Excedente de leite na UE reduz preços e margens das indústrias eslovacas
O aumento da produção de leite cru na UE está reduzindo os preços do leite de consumo e da manteiga. As indústrias eslovacas alertam que energia, embalagens e mão de obra continuam caras, obrigando a venda de alguns produtos abaixo do custo.
Produção de leite cresce em toda a UE
O forte aumento da produção de leite cru de vaca está reduzindo os preços dos lácteos na União Europeia. Os consumidores encontram ofertas mais baratas, mas as margens das indústrias de processamento diminuem. A Topky.sk relata que a mesma tendência aparece na Eslováquia e na República Tcheca, onde algumas promoções colocaram 1 litro de leite longa vida abaixo do preço da água engarrafada.
Zuzana Nouzovská, secretária-geral da Associação de Laticínios da Eslováquia, disse à Topky.sk que a produção de leite da UE havia crescido aproximadamente 4% em relação ao ano anterior. A República Tcheca também registrou 4%, e a Alemanha, 7%. A Eslováquia avançou ainda mais: no primeiro semestre de 2026, a produção ficou 8% acima do mesmo período do ano anterior.
A oferta adicional pressiona diretamente os preços dos lácteos básicos. Segundo a associação, as redes varejistas usam os excedentes para intensificar a concorrência entre indústrias e países fornecedores. Leite de consumo e manteiga tornaram-se produtos de destaque nas promoções, transferindo a maior parte do benefício imediato aos consumidores.

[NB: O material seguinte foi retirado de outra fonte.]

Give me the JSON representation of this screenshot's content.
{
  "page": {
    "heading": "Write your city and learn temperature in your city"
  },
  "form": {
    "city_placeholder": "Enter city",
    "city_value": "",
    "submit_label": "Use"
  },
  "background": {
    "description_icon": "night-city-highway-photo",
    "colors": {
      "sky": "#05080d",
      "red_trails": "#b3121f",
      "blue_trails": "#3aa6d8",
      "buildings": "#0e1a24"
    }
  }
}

Leite cru mais barato não cobre os outros custos
Os preços pagos aos produtores pelo leite cru caíram nos últimos meses, mas as indústrias não tiveram alívio equivalente nos demais custos. A Associação de Laticínios da Eslováquia afirma que energia, embalagens e mão de obra continuam caras e, em alguns casos, seguem subindo. A diferença entre o custo de processamento e o preço aceito pelo varejo aumentou.
Nouzovská afirmou que algumas indústrias vendem determinados produtos com prejuízo apenas para manter espaço nas prateleiras. A pressão, portanto, vai além dos pecuaristas que recebem menos pelo leite. As fábricas precisam arcar com processamento, embalagem e distribuição do excedente enquanto disputam contratos em um mercado no qual as redes podem exigir condições cada vez mais duras.
A associação alerta que o desequilíbrio ameaça todo o setor lácteo, embora as indústrias enfrentem o risco econômico mais imediato. Elas não podem vender produtos abaixo do custo de produção por um período prolongado e, segundo a entidade, não devem contar com compensações do governo eslovaco ou da UE. Prejuízos persistentes podem acabar afetando a capacidade de processamento e o acesso dos produtores a compradores estáveis, embora ainda não tenham sido relatados fechamentos de fábricas ou cortes de produção.
UE avalia mudanças nas regras comerciais
Representantes da indústria de laticínios reuniram-se na semana passada com o comissário europeu da Agricultura, Christoph Hansen, para discutir a pressão sobre o setor. De acordo com a Associação de Laticínios da Eslováquia, Hansen reconheceu a legitimidade das reclamações e confirmou que a Comissão Europeia preparava medidas para atualizar a diretiva sobre práticas comerciais desleais.
Os próximos meses mostrarão se oferta e preços começarão a voltar ao equilíbrio. Nouzovská avalia que a direção do mercado ficará mais clara no início do outono. Uma recuperação gradual dos preços aliviaria as indústrias; a continuidade dos excedentes e dos baixos preços no varejo aprofundaria a crise na Eslováquia e em outros mercados europeus. Para produtores, processadores e compradores, a questão central é se a demanda absorverá o leite adicional antes que prejuízos prolongados enfraqueçam a capacidade do setor.